Featured image: The Verge
Automakers that slowly produce electric cars have long lagged behind the leader in this field - Tesla. The company’s CEO Elon Musk, as a visionary person, thought in advance about how Tesla owners would charge their cars without expecting that any private company would come and solve these issue. The Tesla Supercharger Network was created for this purpose.
Bloomberg journalist Kyle Stock, faced with the problem of charging the car while traveling on the Jaguar I-Pace. Having planned his route in advance, he still faced the fact that most charging stations offer second-level sockets, which meant that he had to spend 4 hours on charging before his car could get enough charge to travel 100 miles. Stock rented an electric car, so he did not know that there are charging stations with charging levels 2 and 3, and that there is a big difference between them.
"Failing to note the difference between a level 2 charger and a harder-to-find level 3 charger is often the mistake of an electric vehicle rookie. Had I realized the distinction, I would never have considered a car such as the I-Pace (it was a loaner), or any of the dozens of Tesla rivals set to debut in coming years."
Stock writes that of the 64,000 vehicle-charging plugs in the U.S., only about one in five can juice a dry machine in less than an hour. A range of charging startups do promise thousands of new chargers, though timelines are hazy, and even the most ambitious plans will still skip much of the country. Thus the U.S., the world’s No. 2 auto market, is stuck in a microeconomic staring contest of sorts: Without chargers, rural drivers aren’t likely to go electric. And without enough buyers, automakers aren’t likely to ramp up production.
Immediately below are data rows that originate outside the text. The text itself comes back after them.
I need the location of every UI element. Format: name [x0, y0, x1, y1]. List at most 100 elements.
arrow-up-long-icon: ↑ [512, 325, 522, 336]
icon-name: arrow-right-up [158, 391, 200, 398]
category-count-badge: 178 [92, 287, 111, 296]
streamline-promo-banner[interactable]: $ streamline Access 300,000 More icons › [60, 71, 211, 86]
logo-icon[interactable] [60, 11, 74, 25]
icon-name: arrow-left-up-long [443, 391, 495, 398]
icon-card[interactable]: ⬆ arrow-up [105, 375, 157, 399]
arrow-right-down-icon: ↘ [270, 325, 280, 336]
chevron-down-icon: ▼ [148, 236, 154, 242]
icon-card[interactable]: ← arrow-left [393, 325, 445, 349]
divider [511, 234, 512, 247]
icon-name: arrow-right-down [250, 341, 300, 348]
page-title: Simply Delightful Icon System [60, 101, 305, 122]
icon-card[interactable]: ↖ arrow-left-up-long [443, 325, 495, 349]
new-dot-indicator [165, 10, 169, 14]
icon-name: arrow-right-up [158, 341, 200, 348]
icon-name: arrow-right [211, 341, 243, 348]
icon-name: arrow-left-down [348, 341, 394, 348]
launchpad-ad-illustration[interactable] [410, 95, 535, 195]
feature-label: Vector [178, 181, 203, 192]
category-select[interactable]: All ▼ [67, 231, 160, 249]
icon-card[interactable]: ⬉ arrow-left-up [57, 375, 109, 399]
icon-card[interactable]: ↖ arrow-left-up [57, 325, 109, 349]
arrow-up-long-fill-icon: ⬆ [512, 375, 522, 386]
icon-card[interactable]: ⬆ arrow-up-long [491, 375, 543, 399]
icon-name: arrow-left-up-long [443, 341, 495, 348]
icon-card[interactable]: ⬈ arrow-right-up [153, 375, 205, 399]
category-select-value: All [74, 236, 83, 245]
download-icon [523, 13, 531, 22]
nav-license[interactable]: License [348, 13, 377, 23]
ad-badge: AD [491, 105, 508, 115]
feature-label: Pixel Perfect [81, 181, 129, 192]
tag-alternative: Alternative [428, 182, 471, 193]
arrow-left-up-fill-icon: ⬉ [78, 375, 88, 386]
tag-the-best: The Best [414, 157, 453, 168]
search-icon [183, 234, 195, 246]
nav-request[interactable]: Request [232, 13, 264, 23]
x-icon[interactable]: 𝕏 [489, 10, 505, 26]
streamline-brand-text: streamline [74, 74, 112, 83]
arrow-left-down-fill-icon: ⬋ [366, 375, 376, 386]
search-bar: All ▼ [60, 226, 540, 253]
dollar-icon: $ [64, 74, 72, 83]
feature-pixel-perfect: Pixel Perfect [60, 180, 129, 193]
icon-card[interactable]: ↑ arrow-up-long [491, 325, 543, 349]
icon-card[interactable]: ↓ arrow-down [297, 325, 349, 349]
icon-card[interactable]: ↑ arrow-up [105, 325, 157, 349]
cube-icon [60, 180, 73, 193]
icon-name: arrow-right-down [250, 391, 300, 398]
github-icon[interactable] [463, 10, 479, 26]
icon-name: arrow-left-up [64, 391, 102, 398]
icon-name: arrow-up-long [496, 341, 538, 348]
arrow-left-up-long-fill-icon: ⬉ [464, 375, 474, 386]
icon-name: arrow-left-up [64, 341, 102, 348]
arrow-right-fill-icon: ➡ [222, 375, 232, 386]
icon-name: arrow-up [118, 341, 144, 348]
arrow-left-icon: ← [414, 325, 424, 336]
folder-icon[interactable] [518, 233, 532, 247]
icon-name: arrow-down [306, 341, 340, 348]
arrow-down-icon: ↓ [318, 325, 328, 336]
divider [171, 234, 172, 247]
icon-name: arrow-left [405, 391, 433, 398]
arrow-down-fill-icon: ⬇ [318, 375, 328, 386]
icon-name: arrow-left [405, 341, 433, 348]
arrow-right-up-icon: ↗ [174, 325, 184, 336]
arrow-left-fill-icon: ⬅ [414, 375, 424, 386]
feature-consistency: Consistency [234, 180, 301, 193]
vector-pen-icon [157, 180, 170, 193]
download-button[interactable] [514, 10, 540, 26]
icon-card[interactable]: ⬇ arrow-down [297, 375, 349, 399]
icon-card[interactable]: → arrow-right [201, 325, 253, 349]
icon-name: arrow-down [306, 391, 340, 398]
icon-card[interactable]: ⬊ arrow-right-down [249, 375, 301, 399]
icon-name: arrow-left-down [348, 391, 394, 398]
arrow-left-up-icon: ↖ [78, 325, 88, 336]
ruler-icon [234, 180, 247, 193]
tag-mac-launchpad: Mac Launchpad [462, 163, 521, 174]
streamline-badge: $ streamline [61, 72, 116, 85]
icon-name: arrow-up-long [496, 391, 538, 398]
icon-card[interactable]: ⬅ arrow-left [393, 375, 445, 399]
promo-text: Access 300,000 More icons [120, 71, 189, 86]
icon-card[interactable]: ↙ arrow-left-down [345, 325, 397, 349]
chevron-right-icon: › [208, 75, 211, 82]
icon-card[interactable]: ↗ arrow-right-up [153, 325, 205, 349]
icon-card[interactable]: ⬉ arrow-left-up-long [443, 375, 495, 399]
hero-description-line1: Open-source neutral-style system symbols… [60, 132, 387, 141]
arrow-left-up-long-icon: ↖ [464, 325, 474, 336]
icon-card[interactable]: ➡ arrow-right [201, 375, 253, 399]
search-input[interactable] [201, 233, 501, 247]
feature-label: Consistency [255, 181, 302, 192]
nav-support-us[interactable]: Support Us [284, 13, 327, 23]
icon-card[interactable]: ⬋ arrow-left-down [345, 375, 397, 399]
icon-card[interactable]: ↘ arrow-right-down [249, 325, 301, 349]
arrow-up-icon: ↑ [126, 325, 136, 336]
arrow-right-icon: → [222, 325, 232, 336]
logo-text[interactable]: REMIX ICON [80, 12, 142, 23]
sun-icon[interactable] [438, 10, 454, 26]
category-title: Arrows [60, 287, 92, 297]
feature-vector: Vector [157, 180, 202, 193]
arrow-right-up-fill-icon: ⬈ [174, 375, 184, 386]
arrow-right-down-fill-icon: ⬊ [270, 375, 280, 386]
We can see a vicious circle: private companies do not want to set chargers, covering all areas in the country, because for now they will not be in high demand → people do not want to buy EVs, because the network of charging stations has insufficient coverage → car manufacturers referring to that people do not want electric cars, do not produce them → charging stations are not in high demand so that it would be profitable to place them in different parts of the country.
It turns out that any carmaker other than Tesla is betting that someone else, but not them, will provide their customers with convenient charging conditions for their cars. General Motors has said it’s focused on a “zero-emission” future, yet it’s neither building charging stations nor buying any.
Tesla's approach to this issue was initially different. The automaker initially decided to create its own Supercharger Network, realizing that the private sector will not have sufficient financial incentives to take capital-intensive risk in a new market, which is essentially created by one company.
Tesla made his charging club exclusive. The company's Supercharger sockets are patented and cannot be used by cars of other brands (however, there are adapters that allow Teslas to use other charging systems). The U.S. has slightly more Tesla charging points than all other fast charging networks combined.
Tesla is primarily interested in selling vehicles than electricity at charging stations, so its charging stations are scattered throughout the country in such a way as to satisfy the needs of their customers. Stock writes that there are 10 Tesla charging stations in Wyoming, but only 1 quick charge plug suitable for the Jaguar I-Pace. West Virginia has 8 Tesla stations and 2 fast charging spots for other electric vehicles.
Until the automakers begin to provide their customers with high-quality charging stations, the demand for their cars will not grow. At the same time, we see how the demand for Tesla cars continues to grow very quickly, because in addition to cars with unique technologies and characteristics, the company provides its customers with an exclusive branded network of charging stations.